In other parts of the world, in Puebla, Mexico, where the Great Pyramid of Cholula is found, earliest monarchs were consumed by obsession of immortality.
Starting in 208 BCE (before the common Era, a politically correct delineation of time), the Chinese Qin Dynasty embarked in the construction of the longest man made structure, “stretching over a formidable 6,352 km (3,948 miles), from Shanhai Pass on the Bohai Sea in the east, at the limit between "China proper" and Manchuria (Northeast China), to Lop Nur in the south-eastern portion of Xinjiang Uygur Autonomous Region . Along most of its arc, it roughly delineates the border between North China and Inner Mongolia.”
Thus began the construction frenzy ever imagined by man.
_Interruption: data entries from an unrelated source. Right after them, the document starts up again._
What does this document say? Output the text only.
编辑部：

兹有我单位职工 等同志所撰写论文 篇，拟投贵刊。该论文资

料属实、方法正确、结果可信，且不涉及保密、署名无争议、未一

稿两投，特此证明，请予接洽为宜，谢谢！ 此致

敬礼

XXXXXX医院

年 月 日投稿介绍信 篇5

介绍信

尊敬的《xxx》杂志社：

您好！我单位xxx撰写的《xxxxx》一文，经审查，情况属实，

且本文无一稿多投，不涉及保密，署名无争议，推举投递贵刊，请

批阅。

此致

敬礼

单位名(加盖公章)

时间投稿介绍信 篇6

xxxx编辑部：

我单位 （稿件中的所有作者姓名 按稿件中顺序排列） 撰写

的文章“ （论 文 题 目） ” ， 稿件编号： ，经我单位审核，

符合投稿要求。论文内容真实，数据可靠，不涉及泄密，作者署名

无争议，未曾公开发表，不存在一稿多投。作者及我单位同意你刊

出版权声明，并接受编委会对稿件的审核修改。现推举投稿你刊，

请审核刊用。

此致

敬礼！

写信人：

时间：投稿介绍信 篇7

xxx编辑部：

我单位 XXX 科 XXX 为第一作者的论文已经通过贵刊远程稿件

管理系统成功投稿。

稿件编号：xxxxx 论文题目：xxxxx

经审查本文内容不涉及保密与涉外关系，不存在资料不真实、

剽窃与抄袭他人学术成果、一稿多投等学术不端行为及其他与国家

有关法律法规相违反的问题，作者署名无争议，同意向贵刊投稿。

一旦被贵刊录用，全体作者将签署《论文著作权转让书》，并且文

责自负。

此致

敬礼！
We are witnesses to the mushrooming of massive vertical symbols zooming towards the heavens:
Rank Building, city Year Stories Height
1. Taipei 101, Taipei, Taiwan 2004 101 508 1,667
2. Petronas Tower 1, Kuala
Lumpur, Malaysia 1998 88 452 1,483
3. Petronas Tower 2, Kuala
Lumpur, Malaysia 1998 88 452 1,483
4. Sears Tower, Chicago 1974 110 442 1,451
5. Jin Mao Building, Shanghai 1999 88 421 1,381
6. Two International Finance
Centre, Hong Kong 2003 88 415 1,362
7. CITIC Plaza, Guangzhou,
China 1996 80 391 1,283
8. Shun Hing Square,
Shenzhen, China 1996 69 384 1,260
9. Empire State Building,
New York 1931 102 381 1,250
10. Central Plaza, Hong Kong 1992 78 374 1,227
Underlying this need to create horizontal or vertical configurations is the need to be immortalized.
The days of construction frenzy or edifice complex are gone. The Greeks and the Romans left remnants of them: the Parthenon and the aqueducts and the Coliseums.
Now, global tycoons of significance are on the new path of building new pyramids: philanthropy of gargantuan proportions. Does it validate the ancient wisdom of the ease with which a camel gets thru the gauntlet than a rich man?
US$44B can build you a number of Yangtze dams in China and recite at heart Mao Zedong’s poem, “Swimming”:
"I have just drunk the waters of Changsha
And come to eat the fish of Wuchang
Now I am swimming across the great Yangtze,
Sails move with the wind.
Or interconnecting bridges as high as the Millau Viaduct in France. Etcetera.
US$44B can build you bigger and grander triangles than what the pharaohs blueprinted. But these ancient kings had been there and done that. Instead of dropping one time capsule in one geographical nook possibly visible from some heavenly bodies, today’s rich men choose to stake the boundless space of human memory constructing abstract structures of generosity as monuments of their magnanimity or immortality.